L’ombra lunga dell’antitrust e il prezzo del monopolio

Se pensate che il GDPR sia stato un fastidio per le Big Tech, non avete ancora visto nulla.

La vera minaccia per il titolo Google nel 2026 non è un chatbot più intelligente sviluppato da una startup in un garage, ma un giudice federale o un commissario europeo con un mandato di separazione strutturale. La posizione dominante di Google nella ricerca (che oscilla intorno al 90% a livello globale) non è frutto del caso o di una presunta superiorità tecnica inattaccabile, ma è stata blindata attraverso accordi miliardari per essere il motore di ricerca predefinito su ogni schermo che possediamo.

È proprio su questo punto che le istituzioni hanno deciso di tirare una linea sulla sabbia. In una mossa che ha scosso le fondamenta della Silicon Valley, il Dipartimento di Giustizia degli Stati Uniti ha citato in giudizio Google per violazione delle leggi antitrust, accusando l’azienda di mantenere illegalmente monopoli nei mercati della ricerca e della pubblicità.

Due decenni fa, Google divenne il beniamino della Silicon Valley come startup innovativa con un modo innovativo di cercare su internet. Quella Google è scomparsa da tempo. La Google di oggi è un monopolista custode di internet.

— Dipartimento di Giustizia degli Stati Uniti, Documenti depositati in tribunale

Investire in Alphabet oggi, sperando in un 2026 florido, significa scommettere sul fatto che l’azienda riuscirà a uscire indenne, o con pochi graffi, da uno dei processi antitrust più significativi dell’ultimo secolo. Significa credere che lo status quo, dove un’unica entità decide cosa vediamo e cosa no, sia immutabile.

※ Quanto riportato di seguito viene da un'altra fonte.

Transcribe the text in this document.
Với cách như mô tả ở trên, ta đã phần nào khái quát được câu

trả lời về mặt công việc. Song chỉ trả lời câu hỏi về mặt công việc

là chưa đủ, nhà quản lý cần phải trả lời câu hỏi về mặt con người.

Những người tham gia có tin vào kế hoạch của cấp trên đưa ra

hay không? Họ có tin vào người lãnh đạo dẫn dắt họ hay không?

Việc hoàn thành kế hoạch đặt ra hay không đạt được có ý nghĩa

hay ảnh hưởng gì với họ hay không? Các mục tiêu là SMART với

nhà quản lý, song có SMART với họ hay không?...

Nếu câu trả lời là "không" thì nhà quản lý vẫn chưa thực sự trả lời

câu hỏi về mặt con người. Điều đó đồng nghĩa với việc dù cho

È un rischio enorme che viene spesso diluito nei report finanziari con termini vaghi come “incertezza legale”, ma che in realtà potrebbe comportare lo smembramento dell’azienda stessa o, quantomeno, la fine di quelle pratiche esclusive che garantiscono profitti facili.

Ma c’è un altro livello di rischio, più sottile e insidioso, che riguarda il modo in cui l’azienda interagisce con noi, la sua “materia prima”.

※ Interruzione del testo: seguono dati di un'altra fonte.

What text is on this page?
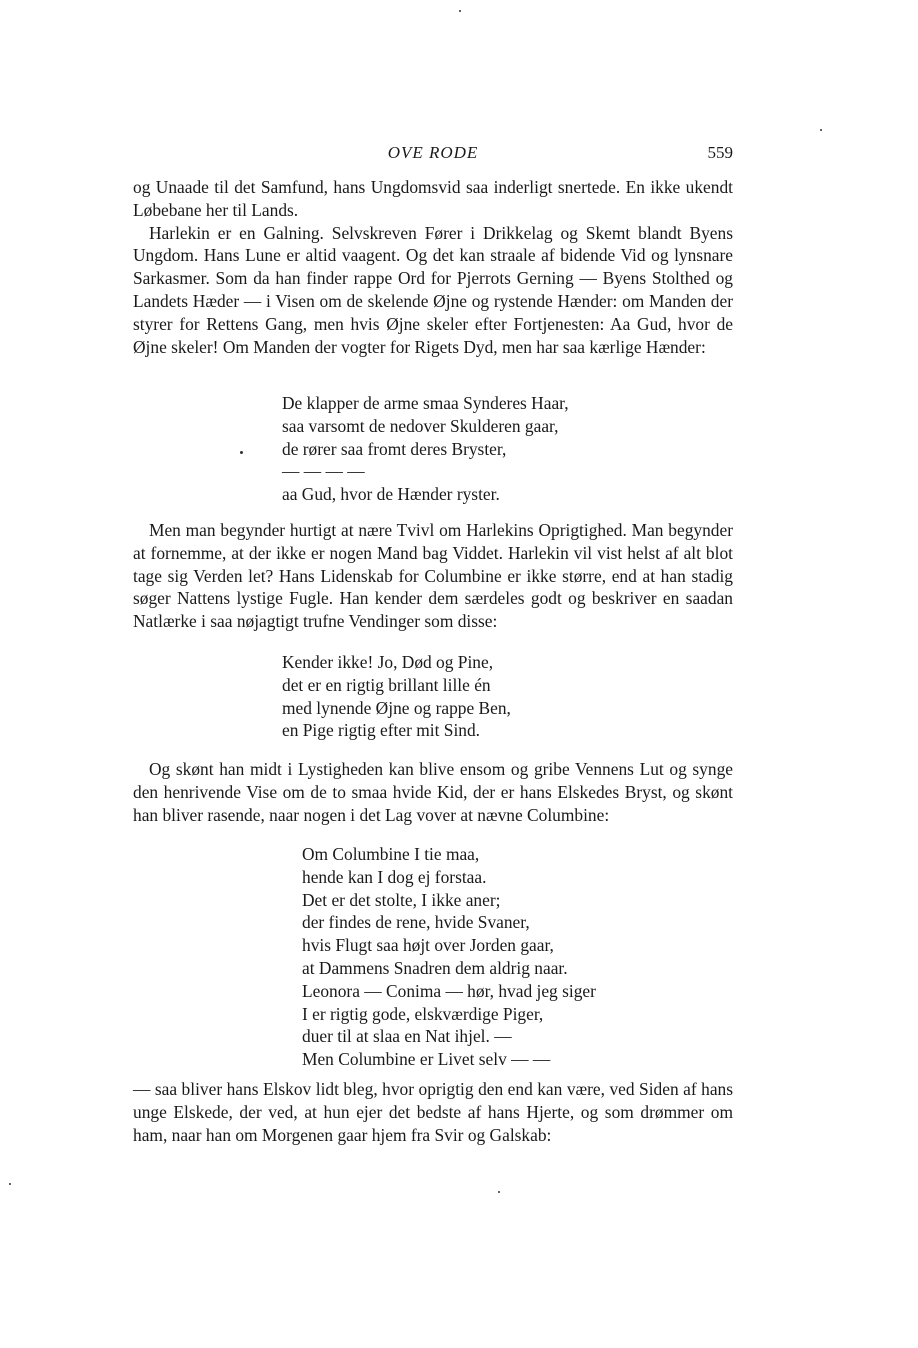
OVE RODE	559

og Unaade til det Samfund, hans Ungdomsvid saa inderligt snertede. En ikke ukendt Løbebane her til Lands.

Harlekin er en Galning. Selvskreven Fører i Drikkelag og Skemt blandt Byens Ungdom. Hans Lune er altid vaagent. Og det kan straale af bidende Vid og lynsnare Sarkasmer. Som da han finder rappe Ord for Pjerrots Gerning — Byens Stolthed og Landets Hæder — i Visen om de skelende Øjne og rystende Hænder: om Manden der styrer for Rettens Gang, men hvis Øjne skeler efter Fortjenesten: Aa Gud, hvor de Øjne skeler! Om Manden der vogter for Rigets Dyd, men har saa kærlige Hænder:

De klapper de arme smaa Synderes Haar,
saa varsomt de nedover Skulderen gaar,
de rører saa fromt deres Bryster,
— — — —
aa Gud, hvor de Hænder ryster.

Men man begynder hurtigt at nære Tvivl om Harlekins Oprigtighed. Man begynder at fornemme, at der ikke er nogen Mand bag Viddet. Harlekin vil vist helst af alt blot tage sig Verden let? Hans Lidenskab for Columbine er ikke større, end at han stadig søger Nattens lystige Fugle. Han kender dem særdeles godt og beskriver en saadan Natlærke i saa nøjagtigt trufne Vendinger som disse:

Kender ikke! Jo, Død og Pine,
det er en rigtig brillant lille én
med lynende Øjne og rappe Ben,
en Pige rigtig efter mit Sind.

Og skønt han midt i Lystigheden kan blive ensom og gribe Vennens Lut og synge den henrivende Vise om de to smaa hvide Kid, der er hans Elskedes Bryst, og skønt han bliver rasende, naar nogen i det Lag vover at nævne Columbine:

Om Columbine I tie maa,
hende kan I dog ej forstaa.
Det er det stolte, I ikke aner;
der findes de rene, hvide Svaner,
hvis Flugt saa højt over Jorden gaar,
at Dammens Snadren dem aldrig naar.
Leonora — Conima — hør, hvad jeg siger
I er rigtig gode, elskværdige Piger,
duer til at slaa en Nat ihjel. —
Men Columbine er Livet selv — —

— saa bliver hans Elskov lidt bleg, hvor oprigtig den end kan være, ved Siden af hans unge Elskede, der ved, at hun ejer det bedste af hans Hjerte, og som drømmer om ham, naar han om Morgenen gaar hjem fra Svir og Galskab:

Il consenso estorto e l’illusione della scelta

Siamo abituati a cliccare “Accetto” senza leggere, vittime di un design studiato a tavolino per stremarci. Si chiamano dark patterns, percorsi oscuri, e sono l’arma segreta con cui le Big Tech aggirano lo spirito delle leggi sulla privacy pur rispettandone (spesso a malapena) la lettera. Google è maestra in questo: nascondere le opzioni per disattivare il tracciamento sotto strati di menu incomprensibili, o presentare la condivisione dei dati come l’unica via per far funzionare correttamente il nostro costoso smartphone.

Non è un caso che, mentre gli analisti lodano la capacità di Alphabet di generare cassa, le associazioni dei consumatori europee hanno coordinato denunce sulle pratiche di tracciamento della posizione, evidenziando come l’azienda manipoli le scelte degli utenti per accumulare dati geografici preziosissimi. Questi dati non servono a dirvi che c’è traffico sulla tangenziale; servono a costruire profili comportamentali così dettagliati da far impallidire i dossier della Stasi, venduti poi al miglior offerente nel mercato del Real-Time Bidding.

La domanda che dobbiamo porci, guardando a quel “quarto posto” per il 2026, è se questo modello di estrazione dati forzata sia sostenibile in un’era di crescente consapevolezza digitale.

L’IA ha bisogno di dati, sì, ma se le fonti di questi dati (cioè noi) iniziano a chiudere i rubinetti, o se le leggi come l’AI Act europeo e le future normative sulla privacy digitale renderanno il “consenso implicito” un ricordo del passato, su cosa si baserà la crescita futura?

Conclusione: L’oro degli stolti?

Analizzare Alphabet come un semplice titolo azionario da inserire in portafoglio, ignorando l’ecosistema tossico di sorveglianza e monopolio su cui si regge, è un esercizio di miopia colpevole. La classificazione al quarto posto tra i “Magnifici Sette” per il 2026 suona quasi come un avvertimento involontario: abbastanza grande da non fallire domani, ma troppo esposta per garantire sonni tranquilli.

Mentre gli investitori brindano ai margini operativi e alla potenza del Cloud, dovremmo chiederci se stiamo finanziando l’innovazione o se stiamo semplicemente pagando il biglietto per la nostra stessa gabbia digitale.

In un mercato che premia chi accumula più informazioni su di noi, l’unico vero “dividendo” che riceveremo sarà la fine definitiva della nostra privacy?